There will be a Statewide Quail Symposium held in Abilene, Texas, during September. The last Texas quail pow-wow was held in 1999. Quail populations have done a lot since then. Organizers are urging quail enthusiasts to make plans to attend the Statewide Quail Symposium to be conducted by the Texas A&M AgriLife Extension Service on September 16-18. The event will discuss quail populations, habitat requirements, research and more.
Plans are being finalized for the quail symposium, which will open with a tour of the Trail Ranch at Albany beginning at 1 p.m. September 16. The tour will feature on-the-ground habitat management for bobwhite quail. The remainder of the symposium will take place at the MCM Elegante Hotel in Abilene, where recent research and population dynamics will be covered.
“The last time we convened a statewide quail symposium was in 1999 in Abilene,” said Dr. Dale Rollins, a symposium planner. Rollins is AgriLife Extension’s statewide coordinator for the Reversing the Quail Decline Initiative at San Angelo and director of the Rolling Plains Quail Research Ranch at Roby.
“Since then we’ve experienced record lows of bobwhites, scaled or blue quail and consequently, the number of quail hunters,” he said. “We hope we turned the corner last year and we likewise hope to build on that rebound nicely this summer.”
Rollins said the Texas quail symposium will bring together leading professionals and experts in quail management, research and conservation from around the state. “These speakers come from a wide range of backgrounds, including current land managers, research scientists and state agency professionals who will present a wide range of currently relevant and popular topics,” he said.
The September 16 Trail Ranch tour presentations will include talks on quail management, economics, the Texas Quail Index, defining usable space for quail and brush sculpting. The September 17 session slated for 7:30 a.m.-5:30 p.m. will feature talks on the state of quail hunting in Texas, weather and quail, translocating wild quail for re-establishment and eyeworms, plus debates on pen-reared quail and cow and quail coexistence and food plot management for quail. It’s going to be all quail all the time.
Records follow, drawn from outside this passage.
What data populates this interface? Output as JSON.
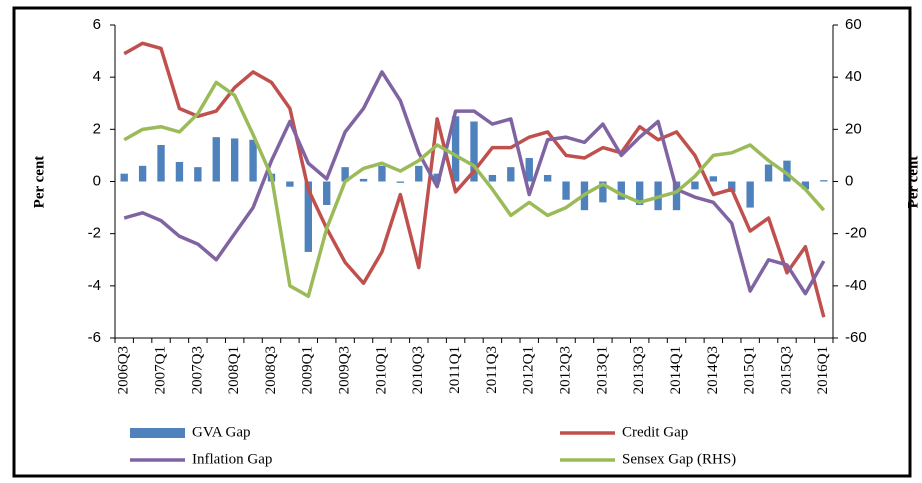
{
  "chart_data": {
    "type": "bar",
    "y_label": "Per cent",
    "y2_label": "Per cent",
    "categories": [
      "2006Q3",
      null,
      "2007Q1",
      null,
      "2007Q3",
      null,
      "2008Q1",
      null,
      "2008Q3",
      null,
      "2009Q1",
      null,
      "2009Q3",
      null,
      "2010Q1",
      null,
      "2010Q3",
      null,
      "2011Q1",
      null,
      "2011Q3",
      null,
      "2012Q1",
      null,
      "2012Q3",
      null,
      "2013Q1",
      null,
      "2013Q3",
      null,
      "2014Q1",
      null,
      "2014Q3",
      null,
      "2015Q1",
      null,
      "2015Q3",
      null,
      "2016Q1"
    ],
    "series": [
      {
        "name": "GVA Gap",
        "type": "bar",
        "color": "#4f81bd",
        "values": [
          0.3,
          0.6,
          1.4,
          0.75,
          0.55,
          1.7,
          1.65,
          1.6,
          0.3,
          -0.2,
          -2.7,
          -0.9,
          0.55,
          0.1,
          0.6,
          -0.05,
          0.6,
          0.3,
          2.5,
          2.3,
          0.25,
          0.55,
          0.9,
          0.25,
          -0.7,
          -1.1,
          -0.8,
          -0.7,
          -0.9,
          -1.1,
          -1.1,
          -0.3,
          0.2,
          -0.4,
          -1.0,
          0.65,
          0.8,
          -0.3,
          0.05
        ]
      },
      {
        "name": "Credit Gap",
        "type": "line",
        "color": "#c0504d",
        "values": [
          4.9,
          5.3,
          5.1,
          2.8,
          2.5,
          2.7,
          3.6,
          4.2,
          3.8,
          2.8,
          -0.3,
          -1.8,
          -3.1,
          -3.9,
          -2.7,
          -0.5,
          -3.3,
          2.4,
          -0.4,
          0.4,
          1.3,
          1.3,
          1.7,
          1.9,
          1.0,
          0.9,
          1.3,
          1.1,
          2.1,
          1.6,
          1.9,
          1.0,
          -0.5,
          -0.3,
          -1.9,
          -1.4,
          -3.5,
          -2.5,
          -5.2
        ]
      },
      {
        "name": "Inflation Gap",
        "type": "line",
        "color": "#8064a2",
        "values": [
          -1.4,
          -1.2,
          -1.5,
          -2.1,
          -2.4,
          -3.0,
          -2.0,
          -1.0,
          0.8,
          2.3,
          0.7,
          0.1,
          1.9,
          2.8,
          4.2,
          3.1,
          1.1,
          -0.2,
          2.7,
          2.7,
          2.2,
          2.4,
          -0.5,
          1.6,
          1.7,
          1.5,
          2.2,
          1.0,
          1.7,
          2.3,
          -0.3,
          -0.6,
          -0.8,
          -1.6,
          -4.2,
          -3.0,
          -3.2,
          -4.3,
          -3.05
        ]
      },
      {
        "name": "Sensex Gap (RHS)",
        "type": "line",
        "color": "#9bbb59",
        "axis": "y2",
        "values": [
          16,
          20,
          21,
          19,
          26,
          38,
          33,
          18,
          2,
          -40,
          -44,
          -18,
          0,
          5,
          7,
          4,
          8,
          14,
          10,
          6,
          -3,
          -13,
          -8,
          -13,
          -10,
          -5,
          -1,
          -5,
          -8,
          -6,
          -4,
          2,
          10,
          11,
          14,
          8,
          3,
          -3,
          -11
        ]
      }
    ],
    "ylim": [
      -6,
      6
    ],
    "yticks": [
      -6,
      -4,
      -2,
      0,
      2,
      4,
      6
    ],
    "y2lim": [
      -60,
      60
    ],
    "y2ticks": [
      -60,
      -40,
      -20,
      0,
      20,
      40,
      60
    ],
    "legend": "bottom"
  }
}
The September 18 session from 8-11:15 a.m. will feature talks on the Rolling Plains Quail Research Ranch, Quail-Tech, Caesar Kleberg Wildlife Institute, Borderlands Research Institute and plans for the next biennium.
Individual preregistration is $50 by Sept. 7 and $75 thereafter. Individual student preregistration is $20 by Sept. 7 and $50 thereafter. Three Texas Department of Agriculture continuing education units in the general category will be offered. For the latest information on the agenda, registration, lodging and more go to, event web site.
The Reversing the Quail Decline Initiative coordinated by Rollins is a $2 million legislatively funded AgriLife Extension statewide initiative supported by Upland Game Bird Stamp revenue. Rollins said those dollars support research projects and AgriLife Extension educational activities including the Statewide Quail Symposium, which represents the culmination of those funds.